The total sales figure was s above the 3-month average increase of 8.9% and the 12-month average growth of 7.1%. Adjusted for inflation, the year-on-year growth was 0.3%.
Scottish sales increased by 6.2% on a Like-for-like basis compared with April 2022, when they had increased by 12.7%. This is the same as the 3-month average increase of 6.2% and above the 12-month average growth of 4.9%.
The monitor found that Total Food sales increased by 15.4% versus April 2022, when they had increased by 2.9%. April was above the 3-month average growth of 14.3% and the 12-month average growth of 9.9%. The 3-month average was above the UK level of 9.8%.
Total Non-Food sales increased by 3.9% in April compared with April 2022, when they had increased by 25.7%. This was below the 3-month average increase of 4.4% and the 12-month average of 4.8%.
Adjusted for the estimated effect of Online sales, Total Non-Food sales increased by 2.5% in April versus April 2022, when they had increased by 18.8%. This is below the 3-month average growth of 3.3% and the 12-month average of 2.9%.
David Lonsdale, director of the SRC, said: “Easter provided a slender but nonetheless welcome uplift to retail sales in Scotland last month. The real terms value of retail sales edged back into positive territory, after the decline witnessed in March, driven by health and beauty categories and as people spruced up their homes and gardens.
“However, the figures reveal a continued and indeed more pronounced polarisation of performance between food and non-food categories. With households spending more on groceries due to elevated levels of inflation, the consequences of this can be seen with more discretionary spending areas losing out, with volumes declining. This has been particularly felt in categories such as clothing and footwear, larger furniture, and electricals which have all lost out as a result. That said, there were pockets of demand including for energy saving appliances, gaming consoles, and gardening and DIY.

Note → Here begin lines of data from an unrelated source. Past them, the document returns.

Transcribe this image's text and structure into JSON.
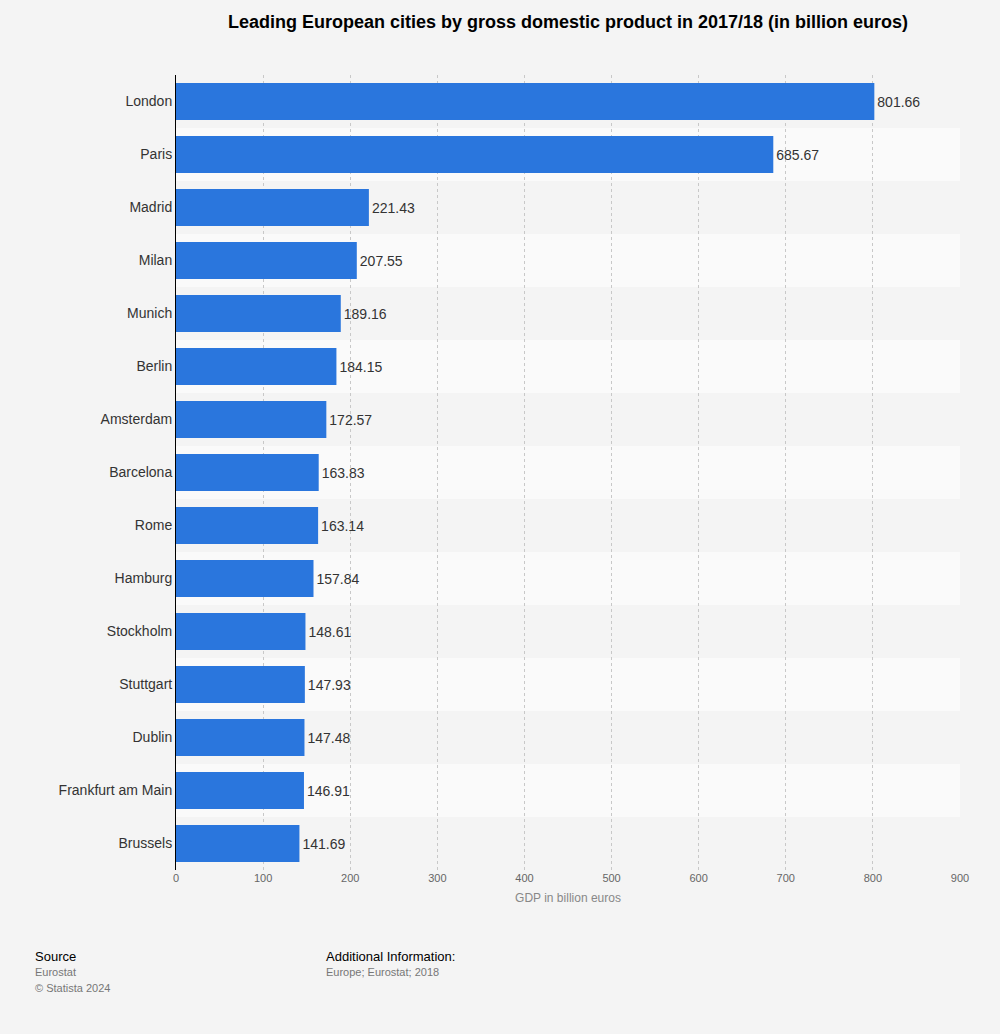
{
  "chart_data": {
    "type": "bar",
    "orientation": "horizontal",
    "title": "Leading European cities by gross domestic product in 2017/18 (in billion euros)",
    "x_label": "GDP in billion euros",
    "categories": [
      "London",
      "Paris",
      "Madrid",
      "Milan",
      "Munich",
      "Berlin",
      "Amsterdam",
      "Barcelona",
      "Rome",
      "Hamburg",
      "Stockholm",
      "Stuttgart",
      "Dublin",
      "Frankfurt am Main",
      "Brussels"
    ],
    "values": [
      801.66,
      685.67,
      221.43,
      207.55,
      189.16,
      184.15,
      172.57,
      163.83,
      163.14,
      157.84,
      148.61,
      147.93,
      147.48,
      146.91,
      141.69
    ],
    "color": "#2a76dd",
    "xlim": [
      0,
      900
    ],
    "xticks": [
      0,
      100,
      200,
      300,
      400,
      500,
      600,
      700,
      800,
      900
    ],
    "grid": true,
    "data_labels": true,
    "source_label": "Source",
    "source": [
      "Eurostat",
      "© Statista 2024"
    ],
    "info_label": "Additional Information:",
    "info": [
      "Europe; Eurostat; 2018"
    ]
  }
}
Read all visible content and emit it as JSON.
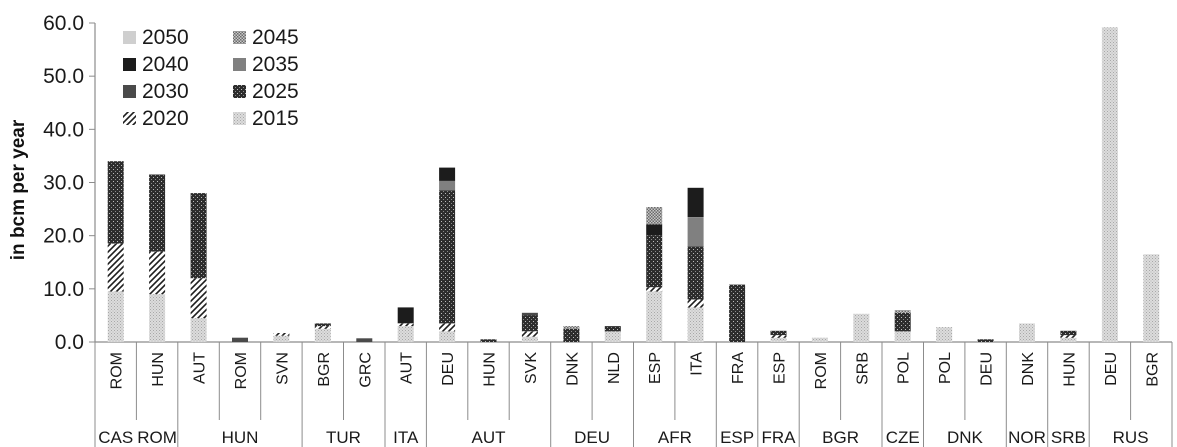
{
  "chart_data": {
    "type": "bar",
    "stacked": true,
    "ylabel": "in bcm per year",
    "ylim": [
      0,
      60
    ],
    "yticks": [
      "0.0",
      "10.0",
      "20.0",
      "30.0",
      "40.0",
      "50.0",
      "60.0"
    ],
    "grid": false,
    "legend_position": "top-left",
    "categories": [
      "ROM",
      "HUN",
      "AUT",
      "ROM",
      "SVN",
      "BGR",
      "GRC",
      "AUT",
      "DEU",
      "HUN",
      "SVK",
      "DNK",
      "NLD",
      "ESP",
      "ITA",
      "FRA",
      "ESP",
      "ROM",
      "SRB",
      "POL",
      "POL",
      "DEU",
      "DNK",
      "HUN",
      "DEU",
      "BGR"
    ],
    "groups": [
      {
        "label": "CAS",
        "span": 1
      },
      {
        "label": "ROM",
        "span": 1
      },
      {
        "label": "HUN",
        "span": 3
      },
      {
        "label": "TUR",
        "span": 2
      },
      {
        "label": "ITA",
        "span": 1
      },
      {
        "label": "AUT",
        "span": 3
      },
      {
        "label": "DEU",
        "span": 2
      },
      {
        "label": "AFR",
        "span": 2
      },
      {
        "label": "ESP",
        "span": 1
      },
      {
        "label": "FRA",
        "span": 1
      },
      {
        "label": "BGR",
        "span": 2
      },
      {
        "label": "CZE",
        "span": 1
      },
      {
        "label": "DNK",
        "span": 2
      },
      {
        "label": "NOR",
        "span": 1
      },
      {
        "label": "SRB",
        "span": 1
      },
      {
        "label": "RUS",
        "span": 2
      }
    ],
    "series": [
      {
        "name": "2015",
        "pattern": "p2015",
        "values": [
          9.5,
          9.0,
          4.5,
          0,
          1.2,
          2.5,
          0,
          3.0,
          2.0,
          0,
          1.0,
          0,
          2.0,
          9.5,
          6.5,
          0,
          0.8,
          0.8,
          5.3,
          2.0,
          2.8,
          0,
          3.5,
          0.8,
          59.2,
          16.5
        ]
      },
      {
        "name": "2020",
        "pattern": "p2020",
        "values": [
          9.0,
          8.0,
          7.5,
          0,
          0.5,
          0.5,
          0,
          0.5,
          1.5,
          0,
          1.0,
          0,
          0,
          0.8,
          1.5,
          0,
          0.5,
          0,
          0,
          0,
          0,
          0,
          0,
          0.5,
          0,
          0
        ]
      },
      {
        "name": "2025",
        "pattern": "p2025",
        "values": [
          15.5,
          14.5,
          16.0,
          0,
          0,
          0.5,
          0,
          0,
          25.0,
          0.5,
          3.0,
          2.5,
          1.0,
          9.8,
          10.0,
          10.8,
          0.8,
          0,
          0,
          3.5,
          0,
          0.5,
          0,
          0.8,
          0,
          0
        ]
      },
      {
        "name": "2030",
        "pattern": "p2030",
        "values": [
          0,
          0,
          0,
          0.8,
          0,
          0,
          0.7,
          0,
          0,
          0,
          0.5,
          0,
          0,
          0,
          0,
          0,
          0,
          0,
          0,
          0,
          0,
          0,
          0,
          0,
          0,
          0
        ]
      },
      {
        "name": "2035",
        "pattern": "p2035",
        "values": [
          0,
          0,
          0,
          0,
          0,
          0,
          0,
          0,
          1.8,
          0,
          0,
          0,
          0,
          0,
          5.5,
          0,
          0,
          0,
          0,
          0,
          0,
          0,
          0,
          0,
          0,
          0
        ]
      },
      {
        "name": "2040",
        "pattern": "p2040",
        "values": [
          0,
          0,
          0,
          0,
          0,
          0,
          0,
          3.0,
          2.5,
          0,
          0,
          0,
          0,
          2.0,
          5.5,
          0,
          0,
          0,
          0,
          0,
          0,
          0,
          0,
          0,
          0,
          0
        ]
      },
      {
        "name": "2045",
        "pattern": "p2045",
        "values": [
          0,
          0,
          0,
          0,
          0,
          0,
          0,
          0,
          0,
          0,
          0,
          0.5,
          0,
          3.3,
          0,
          0,
          0,
          0,
          0,
          0.5,
          0,
          0,
          0,
          0,
          0,
          0
        ]
      },
      {
        "name": "2050",
        "pattern": "p2050",
        "values": [
          0,
          0,
          0,
          0,
          0,
          0,
          0,
          0,
          0,
          0,
          0,
          0,
          0,
          0,
          0,
          0,
          0,
          0,
          0,
          0,
          0,
          0,
          0,
          0,
          0,
          0
        ]
      }
    ],
    "legend": [
      [
        "2050",
        "2045"
      ],
      [
        "2040",
        "2035"
      ],
      [
        "2030",
        "2025"
      ],
      [
        "2020",
        "2015"
      ]
    ]
  }
}
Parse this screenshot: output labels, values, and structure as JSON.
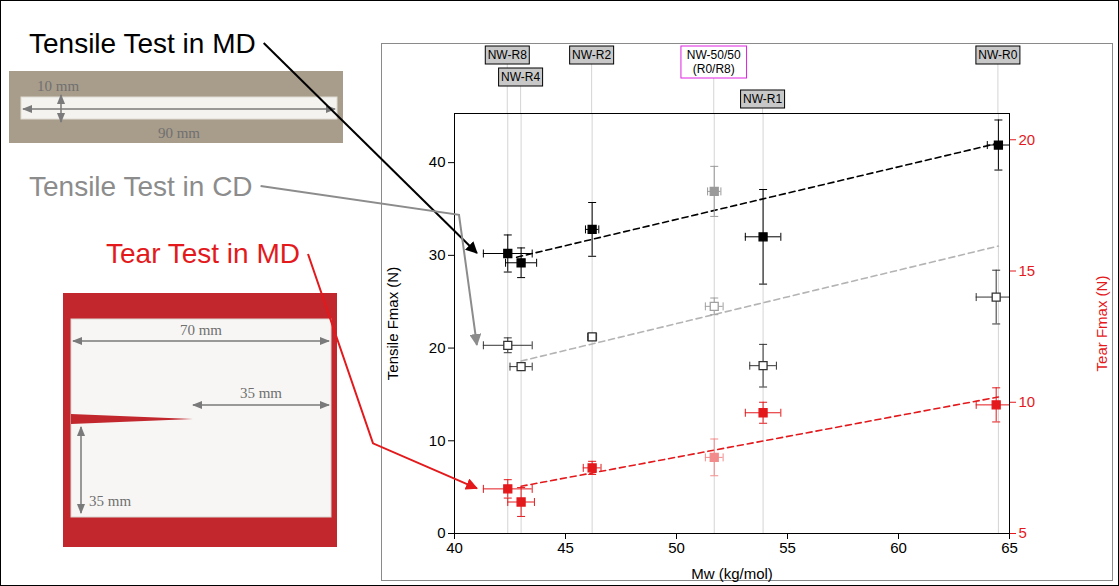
{
  "chart_data": {
    "type": "scatter",
    "x_label": "Mw (kg/mol)",
    "y_label": "Tensile Fmax (N)",
    "y2_label": "Tear Fmax (N)",
    "xlim": [
      40,
      65
    ],
    "xticks": [
      40,
      45,
      50,
      55,
      60,
      65
    ],
    "ylim": [
      0,
      45.3
    ],
    "yticks": [
      0,
      10,
      20,
      30,
      40
    ],
    "y2lim": [
      5,
      21
    ],
    "y2ticks": [
      5,
      10,
      15,
      20
    ],
    "grid": false,
    "annotations": [
      {
        "text": "NW-R8",
        "x": 42.4,
        "color": "#000000"
      },
      {
        "text": "NW-R4",
        "x": 43.0,
        "color": "#000000"
      },
      {
        "text": "NW-R2",
        "x": 46.2,
        "color": "#000000"
      },
      {
        "text": "NW-50/50 (R0/R8)",
        "x": 51.7,
        "color": "#e020e0"
      },
      {
        "text": "NW-R1",
        "x": 53.9,
        "color": "#000000"
      },
      {
        "text": "NW-R0",
        "x": 64.5,
        "color": "#000000"
      }
    ],
    "series": [
      {
        "name": "Tensile Test in MD",
        "color": "#000000",
        "marker": "square",
        "x": [
          42.4,
          43.0,
          46.2,
          51.7,
          53.9,
          64.5
        ],
        "values": [
          30.2,
          29.2,
          32.8,
          36.9,
          32.0,
          41.9
        ],
        "x_error": [
          1.1,
          0.7,
          0.3,
          0.3,
          0.8,
          0.5
        ],
        "error": [
          2.0,
          1.6,
          2.9,
          2.7,
          5.1,
          2.7
        ],
        "colors": [
          "#000000",
          "#000000",
          "#000000",
          "#9a9a9a",
          "#000000",
          "#000000"
        ],
        "specimen_dimensions": [
          "10 mm",
          "90 mm"
        ],
        "fit": {
          "x": [
            42.8,
            64.5
          ],
          "values": [
            29.8,
            42.1
          ],
          "line_style": "dashed",
          "color": "#000000"
        }
      },
      {
        "name": "Tensile Test in CD",
        "color": "#8c8c8c",
        "marker": "square-open",
        "x": [
          42.4,
          43.0,
          46.2,
          51.7,
          53.9,
          64.4
        ],
        "values": [
          20.3,
          18.0,
          21.2,
          24.5,
          18.1,
          25.5
        ],
        "x_error": [
          1.1,
          0.5,
          0.2,
          0.4,
          0.6,
          0.9
        ],
        "error": [
          0.8,
          0.3,
          0.4,
          0.9,
          2.3,
          2.9
        ],
        "colors": [
          "#333333",
          "#333333",
          "#333333",
          "#a0a0a0",
          "#333333",
          "#333333"
        ],
        "fit": {
          "x": [
            43.0,
            64.5
          ],
          "values": [
            18.6,
            31.0
          ],
          "line_style": "dashed",
          "color": "#b4b4b4"
        }
      },
      {
        "name": "Tear Test in MD",
        "color": "#e3191c",
        "marker": "square",
        "axis": "y2",
        "x": [
          42.4,
          43.0,
          46.2,
          51.7,
          53.9,
          64.4
        ],
        "values": [
          6.7,
          6.2,
          7.5,
          7.9,
          9.6,
          9.9
        ],
        "x_error": [
          1.1,
          0.6,
          0.4,
          0.4,
          0.8,
          0.9
        ],
        "error": [
          0.35,
          0.55,
          0.25,
          0.7,
          0.4,
          0.65
        ],
        "colors": [
          "#e3191c",
          "#e3191c",
          "#e3191c",
          "#f28b8b",
          "#e3191c",
          "#e3191c"
        ],
        "specimen_dimensions": [
          "70 mm",
          "35 mm",
          "35 mm"
        ],
        "fit": {
          "x": [
            43.0,
            64.5
          ],
          "values": [
            6.8,
            10.2
          ],
          "line_style": "dashed",
          "color": "#e3191c"
        }
      }
    ]
  }
}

“Whilst overall inflationary pressures and more specifically food price rises have hopefully crested and will begin to ease, it’s too soon to say whether this will correspond with greater spending on more discretionary retail products. After all, Scotland’s shoppers face several headwinds which may prove hard to shrug off and which could well crimp consumer spending, notably higher council tax and income tax and elevated mortgage rates. This underlines the need for government at both UK and Scottish levels to remain wary about adding yet further pressure on to household finances over the year ahead.”
Paul Martin, partner, UK head of retail at KPMG, added: “Retail sales in Scotland held steady in April with decent growth of 9.1 per cent, but when stacked against a background of higher inflation year-on-year, the figure drops to 0.3 per cent, cancelling out any true growth.
“It was a mixed bag for retailers, with food sales the biggest growth area, aided by the Easter weekend and family gatherings. Noticeably, clothing and footwear sales didn’t perform as strongly as may have been expected at this time of year, which is likely down to a lack of sunny days across the country last month.”
Mr Martin continued: “Consumer demand has so far been fairly resilient to the twin drags of high inflation and high interest rates, but as government energy support comes to an end for many, savings start to dwindle and other household bills rise, it is likely that the next few months will continue to be challenging as the consumer tank empties.
“Much hinges on whether soaring food inflation can be brought under control enough to allow consumers to comfortably start spending again on non-essential items.
“Retailers will be hoping that the Coronation, coupled with a month full of bank holidays and inflation easing, will boost consumer confidence significantly enough to start to see real, profitable growth.”